Kevin Standlee (kevin_standlee) wrote,
Kevin Standlee

Meet the Crew

On Sunday morning, I was walking home from bowling after breakfast when I saw something unexpected on Fernley rail siding.

Zephry Stopped at Fernley

A late-running (>3 hours) California Zephyr was stopped on the siding. That by itself was not unusual, but normally when they've been put in the siding, they pull up to the signal at West Fernley, about 1 km west of here. Today, they stopped essentially right across the street from Fernley House. Indeed, they were lined up nicely with what used to be the site of the Fernley Railroad Station (visible today only by the concrete pad on which the station once sat).

I got Lisa and we had another look. We didn't want to get too close because it's trespassing, and we didn't see anyone in the cab anyway. The train did not seem to to be disabled. I went back into the house and Lisa went into the trailer.

Inside the house, I could hear on the radio scanner what had happened: a Union Pacific freight train was stopped on the single-track section west of Fernley because they'd set off a defect detector, and the crew was inspecting their train. They could find nothing wrong, and the dispatcher gave them permission to proceed at slow speed up to Fernley. They needed to be very careful, because they were a "key train" (one with more than six carloads of hazardous materials), which requires special handling.

I went back outside, and lo and behold, there was a member of the Amtrak crew walking toward the house. I went out to meet him, and it turned out that he was actually coming to the house to look for us. This was the Reno-based Amtrak engineer who regularly whistles as he approaches our house and waves at us. He wanted to see who we were, and that's why he stopped his train where he did. He had been reading a magazine while we came out to look at his train so he missed us initially.

We walked back out toward his train and I explained that we'd bought the house partially because we like trains, and that we appreciated him signalling to us. I would have gone into more detail, but the assistant engineer on the train called out that he could see the headlights of the UP train approaching, so they needed to get moving. The engineer said he and his wife may stop by sometime. He's based in Reno and works out to Winnemucca, overnights there, then returns on the next day's train.

Amtrak and UP

I went and got Lisa and explained what had happened, and we went out to watch the freight train arrive. As the UP freight crept into Fernley, Amtrak (now more than four hours late) rolled down to West Fernley to wait for the freight to clear.

Key Train

UP continued the slow roll into Fernley. Out of sight to the left of the photo, we could see a UP maintainer down the tracks watching the train roll by, inspecting it for problems.

Key Train

Here are some of the hazmat cars in the train. As it went by, we could hear a lot of leaking air from the train.

Eventually, the train came to a stop. In front of us was a car whose air hoses were leaking pretty badly. If enough air leaks from the hoses, the car can be a "dynamiter" that puts the train into emergency stop.
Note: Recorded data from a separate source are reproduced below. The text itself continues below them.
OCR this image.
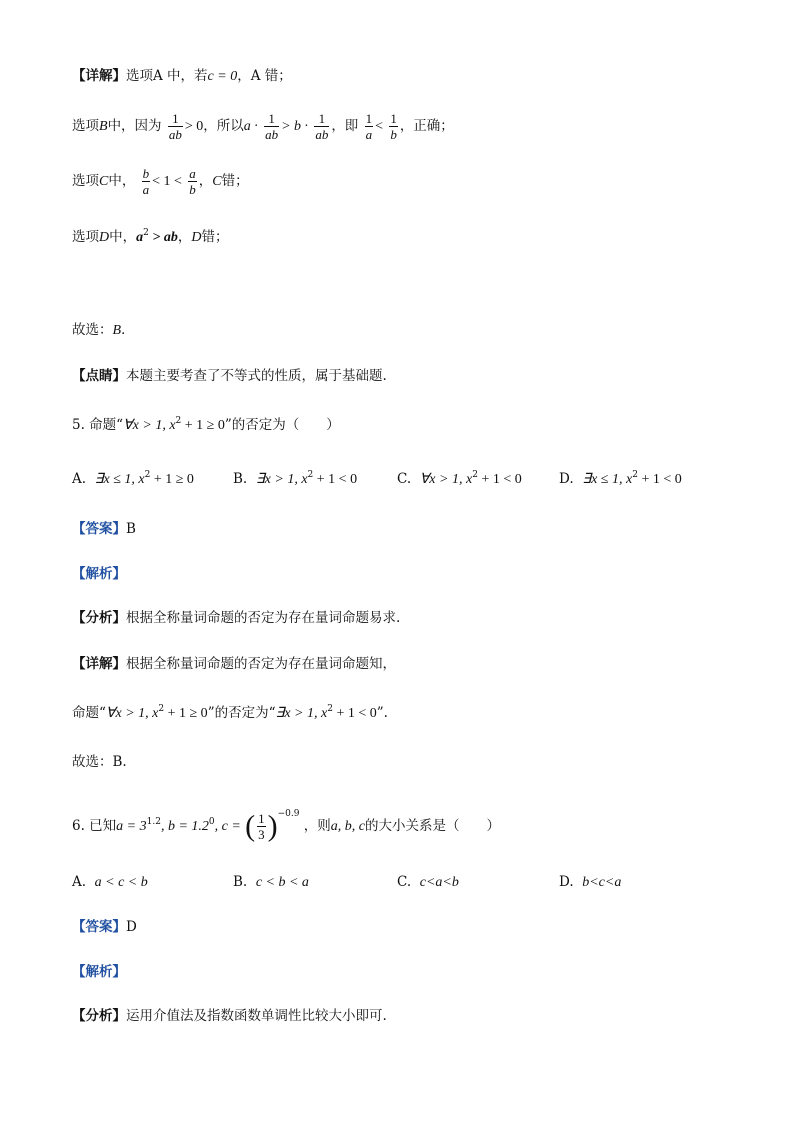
【详解】选项A 中，若c = 0，A 错；
选项B中，因为 $\frac{1}{ab} > 0$，所以$a \cdot \frac{1}{ab} > b \cdot \frac{1}{ab}$ ，即 $\frac{1}{a} < \frac{1}{b}$ ，正确；
选项C中， $\frac{b}{a} < 1 < \frac{a}{b}$ ，C错；
选项D中，$a^2$ > ab，D错；
故选：B．
【点睛】本题主要考查了不等式的性质，属于基础题.
5. 命题“∀x > 1, $x^2 + 1 \ge 0$”的否定为（　　）
A. ∃x ≤ 1, $x^2 + 1 \ge 0$	B. ∃x > 1, $x^2 + 1 < 0$	C. ∀x > 1, $x^2 + 1 < 0$	D. ∃x ≤ 1, $x^2 + 1 < 0$
【答案】B
【解析】
【分析】根据全称量词命题的否定为存在量词命题易求.
【详解】根据全称量词命题的否定为存在量词命题知，
命题“∀x > 1, $x^2 + 1 \ge 0$”的否定为“∃x > 1, $x^2 + 1 < 0$”.
故选：B.
6. 已知$a = 3^{1.2}$, $b = 1.2^0$, c = ( $\frac{1}{3} )^{-0.9}$ ，则a, b, c的大小关系是（　　）
A. a < c < b	B. c < b < a	C. c<a<b	D. b<c<a
【答案】D
【解析】
【分析】运用介值法及指数函数单调性比较大小即可.
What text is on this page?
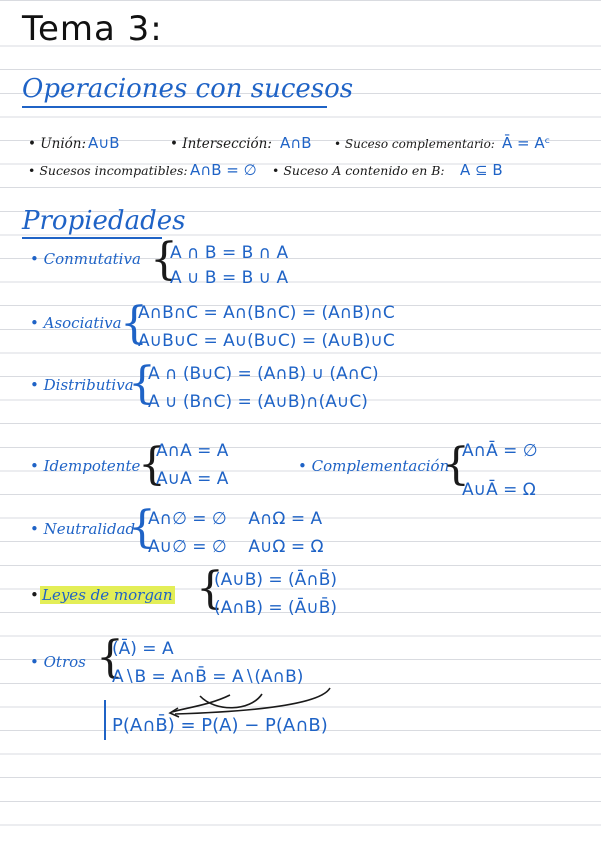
Tema 3:
Operaciones con sucesos
• Unión: A∪B	• Intersección: A∩B • Suceso complementario: Ā = Aᶜ
• Sucesos incompatibles: A∩B = ∅ • Suceso A contenido en B: A ⊆ B
Propiedades
• Conmutativa {
A ∩ B = B ∩ A
A ∪ B = B ∪ A
• Asociativa
{
A∩B∩C = A∩(B∩C) = (A∩B)∩C
A∪B∪C = A∪(B∪C) = (A∪B)∪C
• Distributiva
{
A ∩ (B∪C) = (A∩B) ∪ (A∩C)
A ∪ (B∩C) = (A∪B)∩(A∪C)
• Idempotente
{
A∩A = A
A∪A = A
• Complementación
{
A∩Ā = ∅
A∪Ā = Ω
• Neutralidad
{
A∩∅ = ∅    A∩Ω = A
A∪∅ = ∅    A∪Ω = Ω
• Leyes de morgan {
(A∪B) = (Ā∩B̄)
(A∩B) = (Ā∪B̄)
• Otros {
(Ā) = A
A∖B = A∩B̄ = A∖(A∩B)
P(A∩B̄) = P(A) − P(A∩B)
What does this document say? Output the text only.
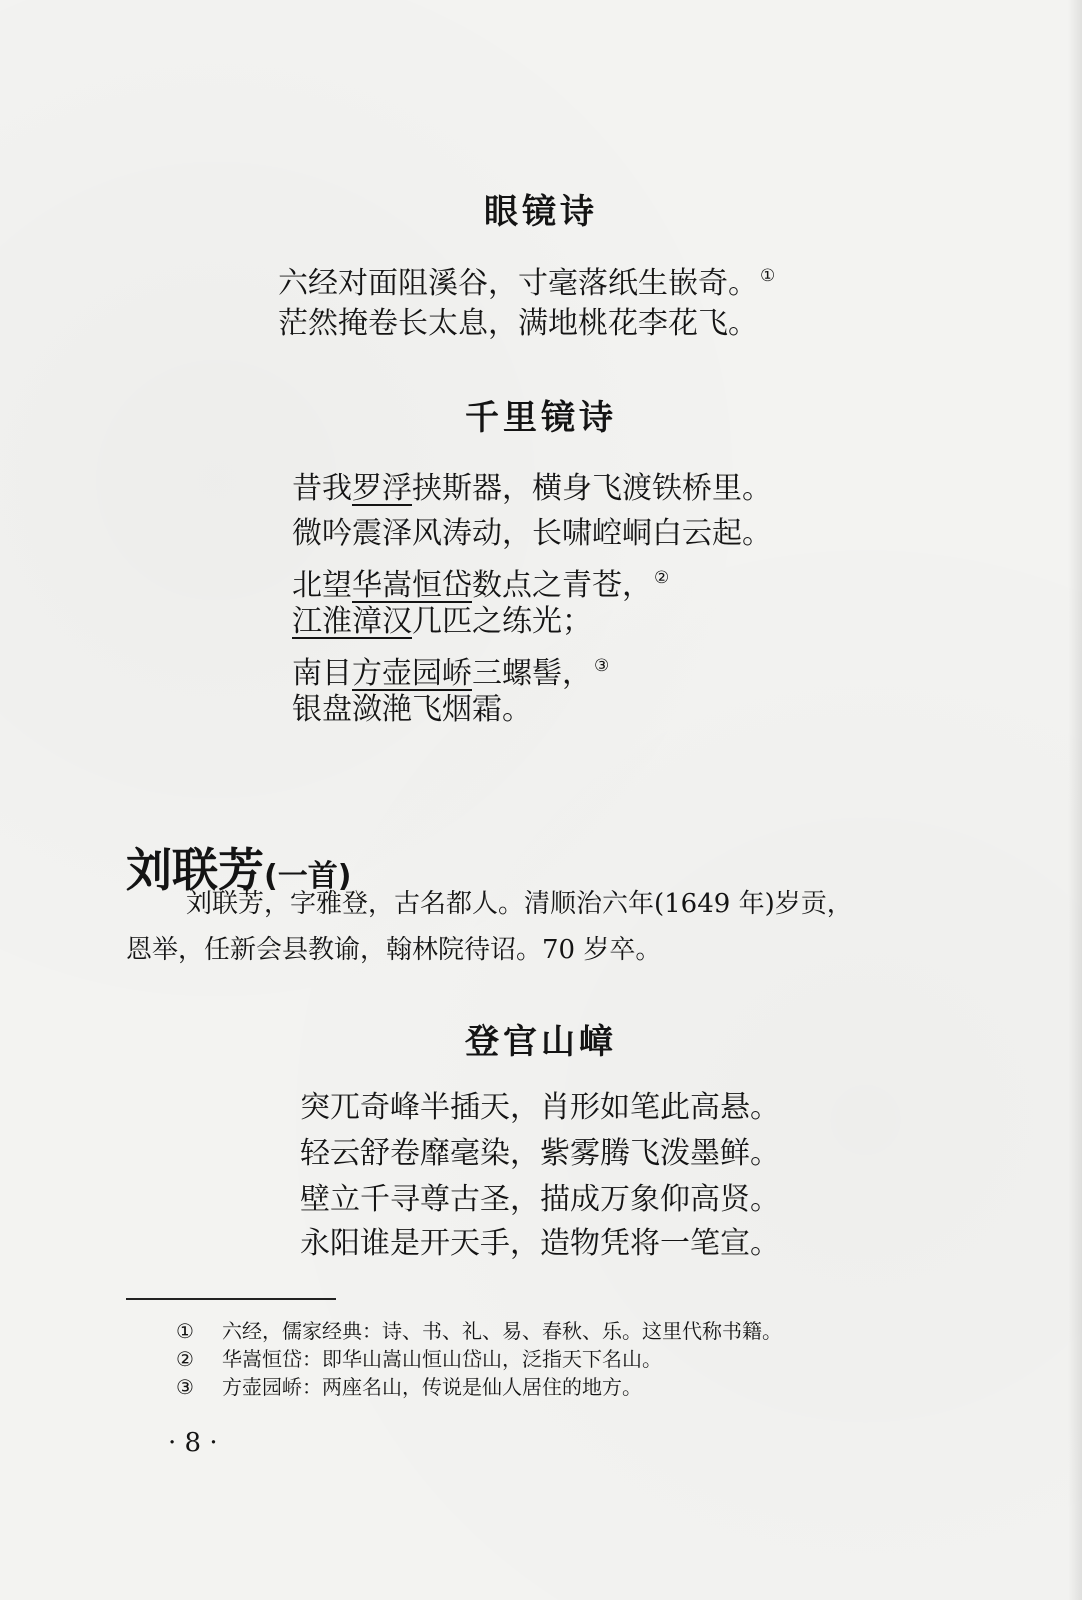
眼镜诗
六经对面阻溪谷，寸毫落纸生嵌奇。 ①
茫然掩卷长太息，满地桃花李花飞。
千里镜诗
昔我罗浮挟斯器，横身飞渡铁桥里。
微吟震泽风涛动，长啸崆峒白云起。
北望华嵩恒岱数点之青苍， ②
江淮漳汉几匹之练光；
南目方壶园峤三螺髻， ③
银盘潋滟飞烟霜。
刘联芳(一首)
刘联芳，字雅登，古名都人。清顺治六年(1649 年)岁贡，
恩举，任新会县教谕，翰林院待诏。70 岁卒。
登官山嶂
突兀奇峰半插天，肖形如笔此高悬。
轻云舒卷靡毫染，紫雾腾飞泼墨鲜。
壁立千寻尊古圣，描成万象仰高贤。
永阳谁是开天手，造物凭将一笔宣。
① 六经，儒家经典：诗、书、礼、易、春秋、乐。这里代称书籍。
② 华嵩恒岱：即华山嵩山恒山岱山，泛指天下名山。
③ 方壶园峤：两座名山，传说是仙人居住的地方。
· 8 ·
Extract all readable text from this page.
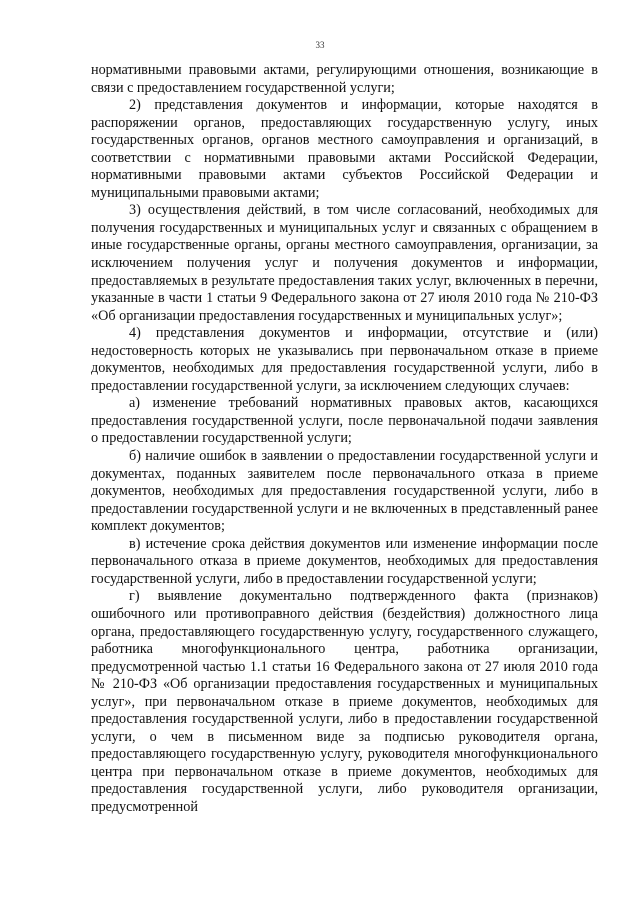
33

нормативными правовыми актами, регулирующими отношения, возникающие в связи с предоставлением государственной услуги;

2) представления документов и информации, которые находятся в распоряжении органов, предоставляющих государственную услугу, иных государственных органов, органов местного самоуправления и организаций, в соответствии с нормативными правовыми актами Российской Федерации, нормативными правовыми актами субъектов Российской Федерации и муниципальными правовыми актами;

3) осуществления действий, в том числе согласований, необходимых для получения государственных и муниципальных услуг и связанных с обращением в иные государственные органы, органы местного самоуправления, организации, за исключением получения услуг и получения документов и информации, предоставляемых в результате предоставления таких услуг, включенных в перечни, указанные в части 1 статьи 9 Федерального закона от 27 июля 2010 года № 210-ФЗ «Об организации предоставления государственных и муниципальных услуг»;

4) представления документов и информации, отсутствие и (или) недостоверность которых не указывались при первоначальном отказе в приеме документов, необходимых для предоставления государственной услуги, либо в предоставлении государственной услуги, за исключением следующих случаев:

а) изменение требований нормативных правовых актов, касающихся предоставления государственной услуги, после первоначальной подачи заявления о предоставлении государственной услуги;

б) наличие ошибок в заявлении о предоставлении государственной услуги и документах, поданных заявителем после первоначального отказа в приеме документов, необходимых для предоставления государственной услуги, либо в предоставлении государственной услуги и не включенных в представленный ранее комплект документов;

в) истечение срока действия документов или изменение информации после первоначального отказа в приеме документов, необходимых для предоставления государственной услуги, либо в предоставлении государственной услуги;

г) выявление документально подтвержденного факта (признаков) ошибочного или противоправного действия (бездействия) должностного лица органа, предоставляющего государственную услугу, государственного служащего, работника многофункционального центра, работника организации, предусмотренной частью 1.1 статьи 16 Федерального закона от 27 июля 2010 года № 210-ФЗ «Об организации предоставления государственных и муниципальных услуг», при первоначальном отказе в приеме документов, необходимых для предоставления государственной услуги, либо в предоставлении государственной услуги, о чем в письменном виде за подписью руководителя органа, предоставляющего государственную услугу, руководителя многофункционального центра при первоначальном отказе в приеме документов, необходимых для предоставления государственной услуги, либо руководителя организации, предусмотренной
We went back inside. Again listening to the radio, we heard the crew would replace leaking hoses (they carry spares). This took a long time, and other trains were routed around it through Fernley. They could find no other defects, but speculated that the way the air was leaking was causing brakes to seize up, and that was what set off the detector. Eventually they got all of the leaky hoses patched up enough to where they could continue at something approaching normal speed. Just another day on the railroad, but now we know who our friend on Amtrak is.